The progenitor reared its shrunken head back and roared, its voice box emitting a noise that was a mix between water meeting a panful of hot oil and the hunting scream of a monitor drake. It took a moment for Rene to realize that it was laughing.
“You!” it said, nudging its battle rifle at Zildiz again, “I like you! But that’s the trouble with intermediate forms like you, isn’t it? You’re almost human enough to make me hesitate. But I’ve been there and done that. Better to isolate and cauterize than to risk the spread of infection.”
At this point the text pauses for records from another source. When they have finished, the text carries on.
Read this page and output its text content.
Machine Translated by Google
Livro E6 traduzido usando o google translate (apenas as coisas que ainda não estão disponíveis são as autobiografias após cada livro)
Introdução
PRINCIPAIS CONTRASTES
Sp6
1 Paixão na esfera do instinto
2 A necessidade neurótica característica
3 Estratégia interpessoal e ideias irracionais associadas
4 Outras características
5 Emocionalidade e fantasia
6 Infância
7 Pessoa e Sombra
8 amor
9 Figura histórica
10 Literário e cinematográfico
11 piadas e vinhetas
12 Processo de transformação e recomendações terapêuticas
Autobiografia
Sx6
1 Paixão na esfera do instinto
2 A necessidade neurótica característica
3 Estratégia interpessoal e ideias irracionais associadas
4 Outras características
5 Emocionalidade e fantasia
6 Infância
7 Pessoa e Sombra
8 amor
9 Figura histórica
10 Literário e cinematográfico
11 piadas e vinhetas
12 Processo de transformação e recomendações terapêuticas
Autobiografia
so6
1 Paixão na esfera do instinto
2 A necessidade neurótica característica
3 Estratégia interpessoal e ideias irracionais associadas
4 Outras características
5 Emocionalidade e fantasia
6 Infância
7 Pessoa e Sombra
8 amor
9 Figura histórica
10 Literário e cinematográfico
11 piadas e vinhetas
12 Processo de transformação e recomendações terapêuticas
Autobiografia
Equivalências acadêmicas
“Ignore this degenerate primitive,” Rene thrust Zildiz aside for her own good and went down on his knees to beg, “Oh blessed ancestor, hear my prayer. I have uncovered a weapon from the age of myth that holds the power to bring about our final victory. With but a single act of mercy, it could be yours again!”
The flayed god ran a thoughtful tongue over its crooked teeth.
“Intriguing. But there’s no shortage of weaponry on this moon, let me assure you. But I’ll tell you what is in short supply: amusement. For almost three hundred years I’ve had nothing to watch but reruns of dome-settler soap operas. Unfortunately, there’s only so many times you can watch Estella Esteves strip down to her purty pixelated panties before things start to get a tad stale. So here is what we can do; I will hold off on turning this place into a gas chamber for thirty minutes. If you can find and sanitize our uninvited guest in that time, then I will hear the rest of what you have to say, crewman. If not, then at the very least your efforts will make for some memorable recordings on the security feed…”
Rene and Zildiz stumbled out of its way as it trundled back out the way it had come. An egress port slid open on the side of the hangar and the progenitor rolled its bulk on through.
“Thirty minutes!” it called to them right before the door closed behind it, “You brought the problem here, so you fix it!”
“You’re a lousy flipping god, d’you know that?” Rene yelled back at it. But it had already gone. The pathfinder surveyed the enormous cavern and bit his lip in apprehension. This wasn’t going to be easy.